The Federal Court has ruled in Australian Competition and Consumer Commission v Chrisco Hampers Australia Limited [2015] FCA 1204 that Chrisco's lay-by contracts for its Christmas hampers contained terms that contravened the provisions of the Australian Consumer Law (ACL).

THE DECISION

Chrisco Hampers Australia Limited (Chrisco) breached the provisions of the ACL in the following ways:

  1. The Headstart term in Chrisco's lay-by contracts was an unfair contract term.
  2. Chrisco made misleading and false representations to its customers about their ability to cancel their lay-by contracts before the goods were delivered to them.

The matter will now be set down for a penalty hearing.

IMPLICATIONS OF THE DECISION

  1. It is against the law to tell your customers that they cannot cancel a lay-by contract at any time before the goods are delivered to them.
  2. Only include those terms and conditions in your consumer contracts that are reasonably necessary to protect your legitimate business interests.
  3. Keep your consumer contracts fair for your business and your customers.
  4. Ultimately, the fairness or unfairness of a term requires a case by case assessment in the context of the entire contract.

ANALYSIS

Chrisco supplies Christmas hampers to customers across Australia.
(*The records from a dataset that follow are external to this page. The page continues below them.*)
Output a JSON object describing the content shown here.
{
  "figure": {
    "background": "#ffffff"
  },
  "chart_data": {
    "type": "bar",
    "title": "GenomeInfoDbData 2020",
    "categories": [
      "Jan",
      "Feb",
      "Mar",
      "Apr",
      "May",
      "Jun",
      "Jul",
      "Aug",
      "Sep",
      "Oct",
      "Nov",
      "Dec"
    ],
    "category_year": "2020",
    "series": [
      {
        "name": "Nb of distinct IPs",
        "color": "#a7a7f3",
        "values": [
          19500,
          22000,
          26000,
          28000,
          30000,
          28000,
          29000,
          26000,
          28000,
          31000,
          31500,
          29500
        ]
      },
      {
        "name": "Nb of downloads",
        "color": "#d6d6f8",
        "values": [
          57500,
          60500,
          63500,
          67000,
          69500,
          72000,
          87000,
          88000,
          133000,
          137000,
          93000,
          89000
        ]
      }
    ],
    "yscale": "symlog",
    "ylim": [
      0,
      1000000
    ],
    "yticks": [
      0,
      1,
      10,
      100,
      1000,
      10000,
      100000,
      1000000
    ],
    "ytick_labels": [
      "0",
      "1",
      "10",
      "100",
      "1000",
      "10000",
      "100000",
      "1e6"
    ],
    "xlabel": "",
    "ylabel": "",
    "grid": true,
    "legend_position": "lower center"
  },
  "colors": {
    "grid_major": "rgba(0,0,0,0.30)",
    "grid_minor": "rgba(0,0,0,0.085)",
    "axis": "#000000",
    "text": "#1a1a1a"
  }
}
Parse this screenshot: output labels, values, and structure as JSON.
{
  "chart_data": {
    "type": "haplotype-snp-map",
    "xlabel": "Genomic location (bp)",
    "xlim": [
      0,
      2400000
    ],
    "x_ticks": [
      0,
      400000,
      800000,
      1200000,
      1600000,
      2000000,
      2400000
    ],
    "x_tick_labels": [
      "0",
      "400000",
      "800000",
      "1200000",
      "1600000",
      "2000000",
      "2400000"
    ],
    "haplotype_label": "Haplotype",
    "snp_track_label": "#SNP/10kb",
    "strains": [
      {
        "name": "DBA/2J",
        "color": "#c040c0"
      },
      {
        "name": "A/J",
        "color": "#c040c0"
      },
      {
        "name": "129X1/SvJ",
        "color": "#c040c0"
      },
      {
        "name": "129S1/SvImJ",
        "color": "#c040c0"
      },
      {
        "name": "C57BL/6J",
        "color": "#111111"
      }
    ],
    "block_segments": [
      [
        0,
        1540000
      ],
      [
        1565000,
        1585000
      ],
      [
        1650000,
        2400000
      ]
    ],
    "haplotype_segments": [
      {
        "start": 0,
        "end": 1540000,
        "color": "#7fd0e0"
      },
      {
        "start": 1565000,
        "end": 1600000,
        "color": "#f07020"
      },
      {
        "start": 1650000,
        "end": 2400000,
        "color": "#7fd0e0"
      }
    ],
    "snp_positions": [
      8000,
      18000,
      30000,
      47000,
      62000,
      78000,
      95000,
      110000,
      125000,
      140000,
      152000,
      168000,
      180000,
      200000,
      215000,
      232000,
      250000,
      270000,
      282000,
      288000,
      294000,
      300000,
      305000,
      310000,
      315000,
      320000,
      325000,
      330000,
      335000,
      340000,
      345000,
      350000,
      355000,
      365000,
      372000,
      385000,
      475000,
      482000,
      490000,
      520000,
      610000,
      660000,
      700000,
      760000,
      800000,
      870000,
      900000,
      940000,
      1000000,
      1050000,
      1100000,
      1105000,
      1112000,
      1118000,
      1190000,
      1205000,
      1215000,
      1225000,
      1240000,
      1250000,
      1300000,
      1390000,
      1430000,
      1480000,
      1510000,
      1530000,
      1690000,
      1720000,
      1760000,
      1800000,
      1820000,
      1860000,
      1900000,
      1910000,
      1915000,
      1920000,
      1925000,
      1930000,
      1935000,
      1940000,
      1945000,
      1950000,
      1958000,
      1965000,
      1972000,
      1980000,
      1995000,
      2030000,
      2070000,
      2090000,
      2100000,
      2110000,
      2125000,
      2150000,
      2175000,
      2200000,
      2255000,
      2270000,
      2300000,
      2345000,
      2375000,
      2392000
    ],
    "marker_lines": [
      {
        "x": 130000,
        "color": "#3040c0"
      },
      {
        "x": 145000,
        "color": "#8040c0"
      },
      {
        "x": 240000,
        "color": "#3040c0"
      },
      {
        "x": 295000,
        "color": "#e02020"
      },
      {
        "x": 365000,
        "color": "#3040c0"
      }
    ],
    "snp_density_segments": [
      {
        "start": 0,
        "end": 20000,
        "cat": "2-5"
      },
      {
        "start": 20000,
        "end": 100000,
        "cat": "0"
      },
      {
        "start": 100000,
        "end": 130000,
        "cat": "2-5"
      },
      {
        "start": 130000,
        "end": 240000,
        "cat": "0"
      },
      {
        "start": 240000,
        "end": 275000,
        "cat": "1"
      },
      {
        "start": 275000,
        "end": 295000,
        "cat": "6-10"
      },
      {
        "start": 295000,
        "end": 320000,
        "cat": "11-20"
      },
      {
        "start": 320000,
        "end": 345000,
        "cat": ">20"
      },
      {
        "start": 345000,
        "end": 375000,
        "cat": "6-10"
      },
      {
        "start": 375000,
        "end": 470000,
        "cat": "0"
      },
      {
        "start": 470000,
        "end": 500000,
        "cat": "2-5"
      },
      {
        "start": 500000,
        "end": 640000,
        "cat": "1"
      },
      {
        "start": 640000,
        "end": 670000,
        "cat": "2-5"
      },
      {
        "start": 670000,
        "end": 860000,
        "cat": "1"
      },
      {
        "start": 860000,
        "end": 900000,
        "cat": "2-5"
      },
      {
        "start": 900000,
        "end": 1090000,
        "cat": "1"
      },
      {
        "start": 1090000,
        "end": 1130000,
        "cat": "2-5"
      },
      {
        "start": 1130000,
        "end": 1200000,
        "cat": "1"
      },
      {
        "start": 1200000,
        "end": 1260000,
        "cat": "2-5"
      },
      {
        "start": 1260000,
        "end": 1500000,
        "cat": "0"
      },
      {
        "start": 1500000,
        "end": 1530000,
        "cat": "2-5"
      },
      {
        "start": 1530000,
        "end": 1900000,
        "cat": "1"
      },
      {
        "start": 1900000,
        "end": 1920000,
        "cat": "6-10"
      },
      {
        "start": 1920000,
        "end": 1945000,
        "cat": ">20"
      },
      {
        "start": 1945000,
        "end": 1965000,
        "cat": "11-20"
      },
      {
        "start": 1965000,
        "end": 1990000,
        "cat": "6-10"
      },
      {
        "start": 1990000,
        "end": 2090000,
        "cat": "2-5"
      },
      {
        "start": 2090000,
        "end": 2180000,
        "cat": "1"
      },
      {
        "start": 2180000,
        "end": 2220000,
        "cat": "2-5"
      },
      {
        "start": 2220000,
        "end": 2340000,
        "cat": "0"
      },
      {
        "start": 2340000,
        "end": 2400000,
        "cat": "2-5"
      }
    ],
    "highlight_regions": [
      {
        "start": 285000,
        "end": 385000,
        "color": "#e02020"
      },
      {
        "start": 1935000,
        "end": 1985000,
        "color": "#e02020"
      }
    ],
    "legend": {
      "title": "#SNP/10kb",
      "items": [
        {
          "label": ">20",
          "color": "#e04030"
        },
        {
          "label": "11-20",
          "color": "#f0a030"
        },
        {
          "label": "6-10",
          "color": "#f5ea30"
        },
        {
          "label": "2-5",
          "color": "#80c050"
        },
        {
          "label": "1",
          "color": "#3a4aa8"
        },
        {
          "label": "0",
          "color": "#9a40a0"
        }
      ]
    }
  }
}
Nearly all of Crisco's sales were paid for by its customers in three or more instalments. Chrisco's contracts included a 'Headstart term' which authorised Chrisco to continue withdrawing funds from a customer's bank account even after the customer had paid for the goods in full. The Headstart term continued to apply unless the customer opted out of it.

The Headstart term operated like an interest-free savings program in that after the goods had been paid for, Chrisco could continue withdrawing funds from a customer's bank account so that the customer could allocate this credit towards prospective purchases. If the customer never placed another order and instead requested a refund, the money would be refunded to the customer without interest. According to Chrisco, this arrangement conferred a benefit on customers because they were able to "keep saving" for prospective orders over a longer period of time and pay for them through smaller instalments.
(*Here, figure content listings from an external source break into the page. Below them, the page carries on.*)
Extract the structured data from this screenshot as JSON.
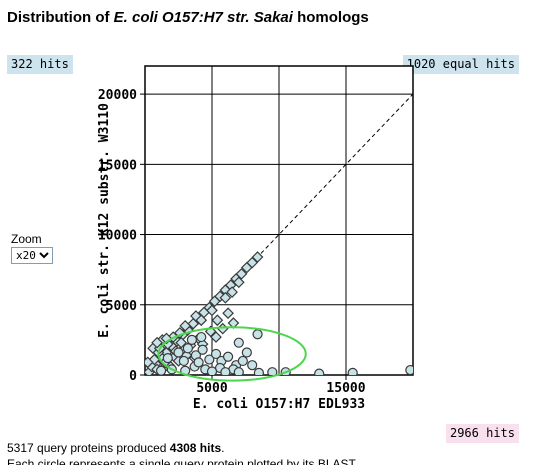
{
  "title": {
    "prefix": "Distribution of ",
    "organism": "E. coli O157:H7 str. Sakai",
    "suffix": " homologs"
  },
  "hits_left": "322 hits",
  "hits_right": "1020 equal hits",
  "hits_bottom": "2966 hits",
  "zoom": {
    "label": "Zoom",
    "value": "x20",
    "options": [
      "x20"
    ]
  },
  "summary": {
    "text": "5317 query proteins produced ",
    "count": "4308 hits",
    "end": ".",
    "cutoff_line": "Each circle represents a single query protein plotted by its BLAST"
  },
  "colors": {
    "point_fill": "#c8e3e8",
    "point_stroke": "#3a3a3a",
    "highlight_ellipse": "#4dd64d"
  },
  "chart_data": {
    "type": "scatter",
    "xlabel": "E. coli O157:H7 EDL933",
    "ylabel": "E. coli str. K12 substr. W3110",
    "xlim": [
      0,
      20000
    ],
    "ylim": [
      0,
      22000
    ],
    "x_ticks": [
      5000,
      15000
    ],
    "y_ticks": [
      0,
      5000,
      10000,
      15000,
      20000
    ],
    "grid": true,
    "diagonal": true,
    "highlight_ellipse": {
      "cx": 6500,
      "cy": 1500,
      "rx": 5500,
      "ry": 1900
    },
    "series": [
      {
        "marker": "diamond",
        "points": [
          [
            800,
            800
          ],
          [
            1200,
            1250
          ],
          [
            1600,
            1600
          ],
          [
            2000,
            2050
          ],
          [
            2400,
            2400
          ],
          [
            2800,
            2850
          ],
          [
            3200,
            3200
          ],
          [
            3600,
            3650
          ],
          [
            4000,
            4000
          ],
          [
            4400,
            4450
          ],
          [
            4800,
            4800
          ],
          [
            5200,
            5250
          ],
          [
            5600,
            5600
          ],
          [
            6000,
            6050
          ],
          [
            6400,
            6400
          ],
          [
            6800,
            6850
          ],
          [
            7200,
            7200
          ],
          [
            7600,
            7650
          ],
          [
            8000,
            8000
          ],
          [
            8400,
            8400
          ],
          [
            600,
            1900
          ],
          [
            1300,
            2500
          ],
          [
            1700,
            2200
          ],
          [
            2100,
            2700
          ],
          [
            1000,
            1600
          ],
          [
            2600,
            3000
          ],
          [
            3000,
            3500
          ],
          [
            3800,
            4200
          ],
          [
            4200,
            3900
          ],
          [
            5000,
            4600
          ],
          [
            6000,
            5500
          ],
          [
            6500,
            5900
          ],
          [
            7000,
            6600
          ],
          [
            1400,
            500
          ],
          [
            2200,
            1300
          ],
          [
            2800,
            1800
          ],
          [
            3400,
            2100
          ],
          [
            4000,
            2600
          ],
          [
            300,
            200
          ],
          [
            500,
            600
          ],
          [
            900,
            400
          ],
          [
            1800,
            700
          ],
          [
            2500,
            1000
          ],
          [
            3100,
            1400
          ],
          [
            3700,
            1200
          ],
          [
            4300,
            2200
          ],
          [
            4900,
            3100
          ],
          [
            5300,
            2700
          ],
          [
            5800,
            3300
          ],
          [
            1100,
            1900
          ],
          [
            700,
            1100
          ],
          [
            1500,
            900
          ],
          [
            2300,
            1700
          ],
          [
            2700,
            2300
          ],
          [
            200,
            900
          ],
          [
            900,
            2300
          ],
          [
            1600,
            2600
          ],
          [
            5400,
            3900
          ],
          [
            6200,
            4400
          ],
          [
            6600,
            3700
          ]
        ]
      },
      {
        "marker": "circle",
        "points": [
          [
            2500,
            1600
          ],
          [
            3200,
            1900
          ],
          [
            3800,
            1400
          ],
          [
            4300,
            1800
          ],
          [
            4800,
            1100
          ],
          [
            5300,
            1500
          ],
          [
            5700,
            1000
          ],
          [
            6200,
            1300
          ],
          [
            6800,
            700
          ],
          [
            7300,
            1000
          ],
          [
            3700,
            600
          ],
          [
            4500,
            400
          ],
          [
            5600,
            500
          ],
          [
            6600,
            400
          ],
          [
            7600,
            1600
          ],
          [
            8400,
            2900
          ],
          [
            7000,
            2300
          ],
          [
            3000,
            300
          ],
          [
            4000,
            900
          ],
          [
            8000,
            700
          ],
          [
            9500,
            200
          ],
          [
            10500,
            200
          ],
          [
            13000,
            100
          ],
          [
            15500,
            150
          ],
          [
            19800,
            350
          ],
          [
            2000,
            400
          ],
          [
            2900,
            1000
          ],
          [
            5000,
            250
          ],
          [
            6000,
            200
          ],
          [
            7000,
            200
          ],
          [
            8500,
            150
          ],
          [
            1200,
            300
          ],
          [
            1700,
            1200
          ],
          [
            3500,
            2500
          ],
          [
            4200,
            2700
          ]
        ]
      }
    ]
  }
}
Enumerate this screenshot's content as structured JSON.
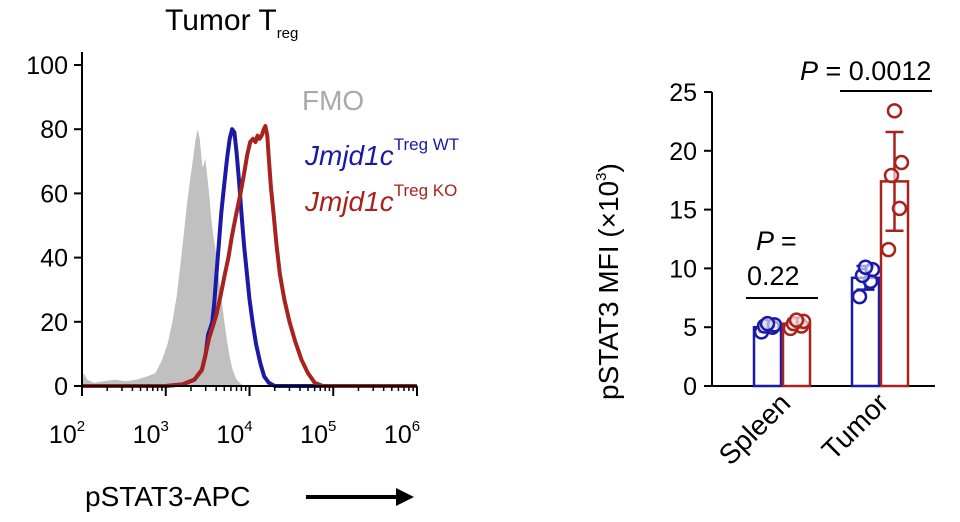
{
  "chart_data": [
    {
      "type": "histogram",
      "title": "Tumor T",
      "title_subscript": "reg",
      "xlabel": "pSTAT3-APC",
      "xscale": "log",
      "xlim": [
        100,
        1000000
      ],
      "x_ticks": [
        {
          "base": "10",
          "exp": "2",
          "value": 100
        },
        {
          "base": "10",
          "exp": "3",
          "value": 1000
        },
        {
          "base": "10",
          "exp": "4",
          "value": 10000
        },
        {
          "base": "10",
          "exp": "5",
          "value": 100000
        },
        {
          "base": "10",
          "exp": "6",
          "value": 1000000
        }
      ],
      "ylim": [
        0,
        100
      ],
      "y_ticks": [
        {
          "label": "0",
          "value": 0
        },
        {
          "label": "20",
          "value": 20
        },
        {
          "label": "40",
          "value": 40
        },
        {
          "label": "60",
          "value": 60
        },
        {
          "label": "80",
          "value": 80
        },
        {
          "label": "100",
          "value": 100
        }
      ],
      "series": [
        {
          "name": "FMO",
          "color": "#c0c0c0",
          "style": "filled",
          "points": [
            [
              100,
              0
            ],
            [
              105,
              4
            ],
            [
              115,
              2
            ],
            [
              140,
              1
            ],
            [
              180,
              1.5
            ],
            [
              250,
              2
            ],
            [
              330,
              1.5
            ],
            [
              450,
              2
            ],
            [
              600,
              3
            ],
            [
              750,
              4
            ],
            [
              900,
              8
            ],
            [
              1050,
              13
            ],
            [
              1200,
              20
            ],
            [
              1350,
              28
            ],
            [
              1500,
              38
            ],
            [
              1650,
              48
            ],
            [
              1800,
              57
            ],
            [
              1950,
              64
            ],
            [
              2100,
              70
            ],
            [
              2250,
              76
            ],
            [
              2400,
              80
            ],
            [
              2550,
              77
            ],
            [
              2650,
              72
            ],
            [
              2750,
              68
            ],
            [
              2850,
              69
            ],
            [
              2950,
              71
            ],
            [
              3050,
              68
            ],
            [
              3200,
              63
            ],
            [
              3350,
              58
            ],
            [
              3500,
              52
            ],
            [
              3700,
              47
            ],
            [
              3900,
              43
            ],
            [
              4100,
              38
            ],
            [
              4400,
              32
            ],
            [
              4700,
              26
            ],
            [
              5000,
              20
            ],
            [
              5400,
              14
            ],
            [
              5800,
              9
            ],
            [
              6300,
              5
            ],
            [
              7000,
              2
            ],
            [
              8000,
              0.5
            ],
            [
              9000,
              0
            ]
          ]
        },
        {
          "name": "Jmjd1c",
          "name_superscript": "Treg WT",
          "color": "#1a1aa6",
          "style": "line",
          "points": [
            [
              100,
              0
            ],
            [
              1000,
              0
            ],
            [
              1600,
              0.5
            ],
            [
              2200,
              2
            ],
            [
              2700,
              5
            ],
            [
              3000,
              10
            ],
            [
              3200,
              16
            ],
            [
              3400,
              18
            ],
            [
              3600,
              20
            ],
            [
              3800,
              26
            ],
            [
              4000,
              34
            ],
            [
              4300,
              44
            ],
            [
              4600,
              54
            ],
            [
              5000,
              63
            ],
            [
              5400,
              71
            ],
            [
              5800,
              77
            ],
            [
              6200,
              80
            ],
            [
              6600,
              79
            ],
            [
              7000,
              73
            ],
            [
              7500,
              64
            ],
            [
              8000,
              54
            ],
            [
              8600,
              44
            ],
            [
              9300,
              35
            ],
            [
              10000,
              27
            ],
            [
              11000,
              19
            ],
            [
              12000,
              13
            ],
            [
              13500,
              7
            ],
            [
              15000,
              3
            ],
            [
              17000,
              1
            ],
            [
              20000,
              0
            ],
            [
              1000000,
              0
            ]
          ]
        },
        {
          "name": "Jmjd1c",
          "name_superscript": "Treg KO",
          "color": "#a8231e",
          "style": "line",
          "points": [
            [
              100,
              0
            ],
            [
              1000,
              0
            ],
            [
              1600,
              0.5
            ],
            [
              2200,
              2
            ],
            [
              2700,
              5
            ],
            [
              3000,
              10
            ],
            [
              3300,
              15
            ],
            [
              3600,
              18
            ],
            [
              4000,
              22
            ],
            [
              4500,
              28
            ],
            [
              5000,
              34
            ],
            [
              5600,
              40
            ],
            [
              6200,
              47
            ],
            [
              7000,
              54
            ],
            [
              7800,
              60
            ],
            [
              8600,
              66
            ],
            [
              9400,
              72
            ],
            [
              10200,
              76
            ],
            [
              11000,
              77
            ],
            [
              11800,
              76
            ],
            [
              12500,
              78
            ],
            [
              13200,
              77
            ],
            [
              14000,
              78
            ],
            [
              14800,
              80
            ],
            [
              15500,
              81
            ],
            [
              16300,
              78
            ],
            [
              17000,
              71
            ],
            [
              18000,
              62
            ],
            [
              19500,
              53
            ],
            [
              21000,
              44
            ],
            [
              23000,
              35
            ],
            [
              26000,
              27
            ],
            [
              30000,
              20
            ],
            [
              35000,
              14
            ],
            [
              42000,
              8
            ],
            [
              50000,
              4
            ],
            [
              60000,
              1
            ],
            [
              75000,
              0
            ],
            [
              1000000,
              0
            ]
          ]
        }
      ]
    },
    {
      "type": "bar",
      "ylabel": "pSTAT3 MFI (×10",
      "ylabel_sup": "3",
      "ylabel_close": ")",
      "ylim": [
        0,
        25
      ],
      "y_ticks": [
        {
          "label": "0",
          "value": 0
        },
        {
          "label": "5",
          "value": 5
        },
        {
          "label": "10",
          "value": 10
        },
        {
          "label": "15",
          "value": 15
        },
        {
          "label": "20",
          "value": 20
        },
        {
          "label": "25",
          "value": 25
        }
      ],
      "categories": [
        "Spleen",
        "Tumor"
      ],
      "series": [
        {
          "name": "Treg WT",
          "color": "#1a1aa6",
          "values": [
            5.0,
            9.2
          ],
          "errors": [
            0.4,
            1.0
          ],
          "points": [
            [
              4.6,
              5.0,
              5.1,
              5.2,
              5.3
            ],
            [
              7.6,
              8.9,
              9.4,
              9.9,
              10.1
            ]
          ]
        },
        {
          "name": "Treg KO",
          "color": "#a8231e",
          "values": [
            5.3,
            17.4
          ],
          "errors": [
            0.4,
            4.2
          ],
          "points": [
            [
              4.9,
              5.1,
              5.3,
              5.5,
              5.6
            ],
            [
              11.6,
              15.1,
              17.9,
              19.0,
              23.4
            ]
          ]
        }
      ],
      "annotations": [
        {
          "line1": "P =",
          "line2": "0.22",
          "category": "Spleen"
        },
        {
          "line1": "P",
          "line1_rest": " = 0.0012",
          "category": "Tumor"
        }
      ]
    }
  ]
}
WAS THE HEADSTART TERM UNFAIR?

The Australian Competition and Consumer Commission (ACCC) alleged that the Headstart term was an 'unfair term' within the meaning of section 24 of the ACL, which deems a contractual term to be unfair if:

  1. it would cause a significant imbalance in the parties' rights and obligations arising under the contract; and
  2. it is not reasonably necessary in order to protect the legitimate interests of the party who would be advantaged by the term; and
  3. it would cause detriment (whether financial or otherwise) to a party if it were to be applied or relied on.

The ACL stipulates that a term is transparent if it is expressed in reasonably plain language, is legible, is presented clearly and is readily available to any party affected by the term.

In determining whether the Headstart term was unfair, the Court discussed each of the above elements in turn, taking into account the extent of the term's transparency and the contract as a whole. The Court reasoned that:

  1. The Headstart term gave Chrisco a right to continue withdrawing funds from the customer's bank account even after full payment of an order, without imposing a correlative duty on Chrisco.
  2. Although the Headstart term was in a noticeable position in the Chrisco order forms, catalogues and website, the term was printed in a small font and drafted in a way that reduced its transparency. This was because the term did not clearly identify the amount of money that would be debited from the customer's bank account or how the amounts would be determined. Further, it did not explain how the customer could cancel the direct debit payments and obtain a refund.
  3. Therefore, the Headstart term caused a significant imbalance in the parties' rights and obligations under the contract.
  4. Chrisco's customers lost the benefit of interest which would have accrued if the money had been invested in an interest bearing account rather than being withdrawn by Chrisco.
  5. The customers did not receive any corresponding benefit in lieu of interest, for example, they did not receive any discount for making a purchase.
  6. Therefore, the Headstart term imposed a significant financial detriment upon Chrisco's customers.

DID CHRISCO MAKE FALSE AND MISLEADING REPRESENTATIONS?

The ACCC alleged that Chrisco had breached subsection 29(1)(m) of the ACL, which states:

A person must not, in trade or commerce, in connection with the supply or possible supply of goods or services or in connection with the promotion by any means of the supply or use of goods or services ... make a false or misleading representation concerning the existence, exclusion or effect of any condition, warranty, guarantee, right or remedy ...

Related to the above allegation was section 97(1) of the ACL, which states:

A consumer who is party to a lay-by agreement may terminate the agreement at any time before the goods to which the agreement relates are delivered to the consumer under the agreement.

The Court held that Chrisco had contravened the above provisions because its website terms and conditions and order confirmations represented to its customers that their orders could not be cancelled if they had paid for the goods in full even though the goods had not been delivered. As the Court was satisfied that the agreements between Chrisco and its customers were lay-by agreements, these representations directly contravened the right of consumers to terminate a lay-by agreement at any time before the delivery of the goods.